The ALTITUDE trial was stopped prematurely in December 2011 on recommendation of the data monitoring committee after it found an increased occurrence of side effects and continuation of the study was deemed "futile". The study had been investigator initiated to determine whether use of the direct renin inhibitor aliskiren would improve prognosis by reducing fatal and non-fatal cardiovascular and renal events in type 2 diabetics at high risk of these complications. Macro- and microvascular complications of type 2 diabetes are augmented in those with concomitant kidney and/or cardiovascular disease.

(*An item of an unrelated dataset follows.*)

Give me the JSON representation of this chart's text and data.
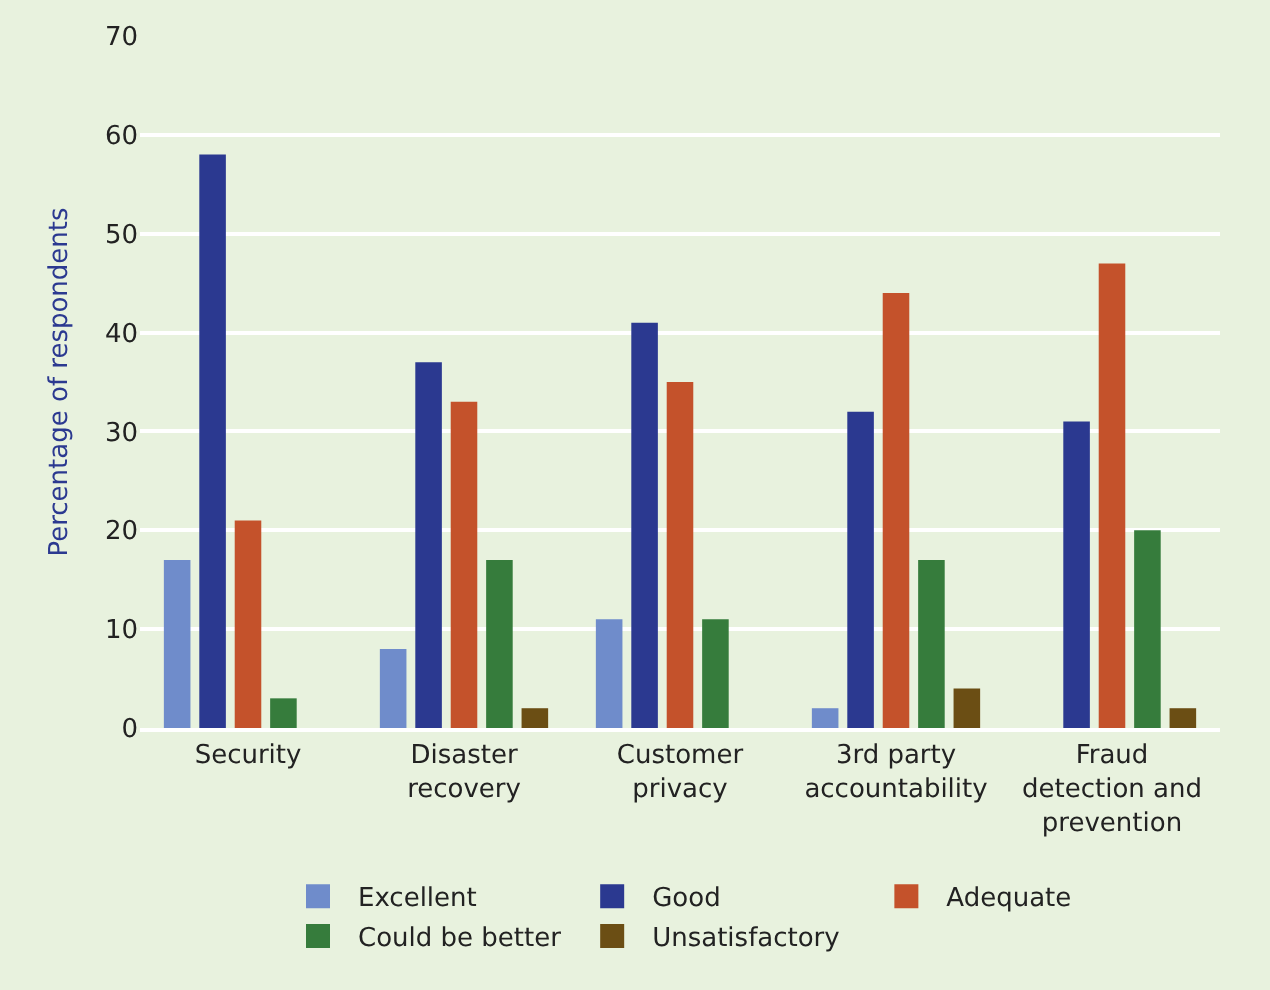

ALTITUDE was an international double-blind study in 8561 subjects randomised to aliskiren 300 mg once daily or placebo on top of single RAAS blockade. The primary outcome measure was time to first event for the composite endpoint of cardiovascular death, resuscitated death, myocardial infarction, stroke, unplanned hospitalisation for heart failure, onset of end-stage renal disease or doubling of baseline creatinine.
At a median follow-up of 32 months the primary composite endpoint had occurred in 767 patients (17.9%) assigned to aliskiren and 721 (16.8%) assigned to placebo, HR for aliskiren vs. placebo 1.08 (95% CI 0.98-1.20, p=0.14). Stroke occurred in 146 (3.4%) of the aliskiren and 118 (2.7%) in placebo, HR 1.25 (95% CI 0.98-1.60, p=0.070).
Doubling of serum creatinine or end-stage renal disease was similar in the two groups and the mean reduction in albuminuria was 14% (95% CI 11-17) lower in aliskiren treated patients.
Patients in the aliskiren group experienced significantly increased serum potassium =6 mmol/L (8.8% vs. 5.6%), and reported hypotension (12.1% vs. 8.0%).